The league are biased against us. We could have won the title if not for so many bad calls.
If we didn't have bad luck, we'd have no luck at all!
Sound familiar? It's the refrain of every single football fan at some time or other.
Oh, and you can forget that silly cliché that decisions even themselves out over the course of a season. We know that's not the case. In fact, you can work it out for yourself by simply flipping a coin: the more times you flip, the less likely it is that you will get an equal number of heads and tails.
Likewise, on the pitch, every time there is an error it can be in your favour or against you. (Of course, football supporters usually only see the bad luck that goes against them -- sort of the opposite of rose-tinted glasses. Goes for the managers, too.)
But how much does luck -- good and bad -- really play a part? To find out, we devised and created a study, along with our friends at the University of Bath, to find out the degree to which luck and refereeing decisions impacted the 2017-18 Premier League season. After the numbers were crunched (check out our page for more on the results, alternative table and methodology) the Luck Index was born, along with an alternative Premier League table.
The headline result? Manchester United were the most fortunate side, gaining six additional points, while Liverpool were the unluckiest: strip out the effects of luck and Jurgen Klopp's crew would have had an extra 12 points, enough to finish second ... and above arch-rival United. Arsenal, too, were somewhat hard done by as the Luck Index suggests they should have had an additional eight points.
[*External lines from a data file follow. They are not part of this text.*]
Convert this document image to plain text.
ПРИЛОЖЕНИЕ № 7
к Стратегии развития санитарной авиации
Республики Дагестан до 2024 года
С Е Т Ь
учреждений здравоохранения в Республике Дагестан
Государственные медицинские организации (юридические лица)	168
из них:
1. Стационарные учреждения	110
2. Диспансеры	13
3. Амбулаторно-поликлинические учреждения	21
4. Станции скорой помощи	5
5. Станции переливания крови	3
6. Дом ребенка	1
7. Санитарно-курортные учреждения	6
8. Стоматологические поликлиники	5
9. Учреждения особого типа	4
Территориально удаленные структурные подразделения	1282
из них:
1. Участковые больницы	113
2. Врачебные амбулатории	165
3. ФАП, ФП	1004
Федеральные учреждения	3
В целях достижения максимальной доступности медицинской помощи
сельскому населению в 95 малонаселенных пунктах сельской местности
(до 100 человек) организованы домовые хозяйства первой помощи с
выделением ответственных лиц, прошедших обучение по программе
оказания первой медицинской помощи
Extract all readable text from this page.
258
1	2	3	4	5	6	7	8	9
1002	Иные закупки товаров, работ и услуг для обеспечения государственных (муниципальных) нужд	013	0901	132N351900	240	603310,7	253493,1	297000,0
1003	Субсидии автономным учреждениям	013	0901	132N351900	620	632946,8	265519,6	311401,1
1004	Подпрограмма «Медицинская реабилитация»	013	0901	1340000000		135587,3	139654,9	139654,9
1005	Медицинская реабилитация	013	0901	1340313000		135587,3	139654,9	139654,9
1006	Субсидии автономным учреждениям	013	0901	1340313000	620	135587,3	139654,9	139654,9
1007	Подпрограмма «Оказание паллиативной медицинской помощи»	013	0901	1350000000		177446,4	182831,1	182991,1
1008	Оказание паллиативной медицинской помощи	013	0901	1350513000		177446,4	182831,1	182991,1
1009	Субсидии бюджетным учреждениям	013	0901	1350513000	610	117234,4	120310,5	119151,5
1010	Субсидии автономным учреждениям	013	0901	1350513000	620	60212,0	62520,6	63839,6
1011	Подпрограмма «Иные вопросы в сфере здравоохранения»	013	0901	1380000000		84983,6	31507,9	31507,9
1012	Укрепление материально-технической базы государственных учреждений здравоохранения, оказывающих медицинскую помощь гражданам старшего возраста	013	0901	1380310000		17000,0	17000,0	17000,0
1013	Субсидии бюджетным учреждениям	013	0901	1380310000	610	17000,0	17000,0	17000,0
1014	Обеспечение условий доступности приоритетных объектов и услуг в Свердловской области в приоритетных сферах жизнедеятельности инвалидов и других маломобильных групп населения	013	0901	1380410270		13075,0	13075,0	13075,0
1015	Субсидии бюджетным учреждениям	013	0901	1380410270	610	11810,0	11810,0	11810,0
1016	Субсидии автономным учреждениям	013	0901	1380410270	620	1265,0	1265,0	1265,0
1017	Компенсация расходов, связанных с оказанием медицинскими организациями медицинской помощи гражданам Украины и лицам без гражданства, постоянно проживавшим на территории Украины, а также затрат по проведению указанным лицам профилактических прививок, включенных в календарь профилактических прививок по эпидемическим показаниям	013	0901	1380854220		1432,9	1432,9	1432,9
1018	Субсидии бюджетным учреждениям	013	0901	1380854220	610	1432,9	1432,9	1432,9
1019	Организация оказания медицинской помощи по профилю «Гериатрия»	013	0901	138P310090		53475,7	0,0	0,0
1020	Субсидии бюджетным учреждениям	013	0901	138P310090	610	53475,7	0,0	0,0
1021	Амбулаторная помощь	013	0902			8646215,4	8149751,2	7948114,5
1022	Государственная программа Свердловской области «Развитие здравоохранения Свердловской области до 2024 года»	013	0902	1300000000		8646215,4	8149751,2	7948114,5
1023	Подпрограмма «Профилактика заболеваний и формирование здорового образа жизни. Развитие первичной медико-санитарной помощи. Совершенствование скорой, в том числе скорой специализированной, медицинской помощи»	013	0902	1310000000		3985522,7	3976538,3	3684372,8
Luck was also evident at the other end of the food chain. In real life, Huddersfield Town avoided relegation, finishing four points above the drop zone. Factor in the Luck Index and David Wagner's men would have been relegated, albeit on goal difference, while Stoke City would have stayed up. Interestingly, it's not so much a function of Huddersfield having been lucky as much as it is other sides (like Stoke) experiencing bad luck.
The ESPN Luck Index
- The Luck Index: The findings and methodology
- Top 10 Premier League games where luck played a part
- Man United luckiest, Liverpool unluckiest
How do you go about creating the Luck Index and quantifying something -- luck -- that can be like catching smoke with your bare hands? First step was to identify incidents that were impacted by luck. Many were down to refereeing errors. These included incorrectly awarded and disallowed goals (whether due to offside, or a foul in the build-up), penalties that should have been awarded but were not and red cards, both those that were incorrectly given and those that should have been given, but were not. A refereeing decision was deemed to be "an error" when at least two of the three trained coders who reviewed it agreed that it was incorrect.
(For further accuracy, former Premier League referee Peter Walton reviewed a sample of 20 incidents.)
Another category involved goals that were "scored outside the allotted time" -- in other words, goals that arrive after the referee's whistle should have blown at the end of the half. Finally, there were deflected goals: goal-bound shots that hit off an opponent and beat the keeper.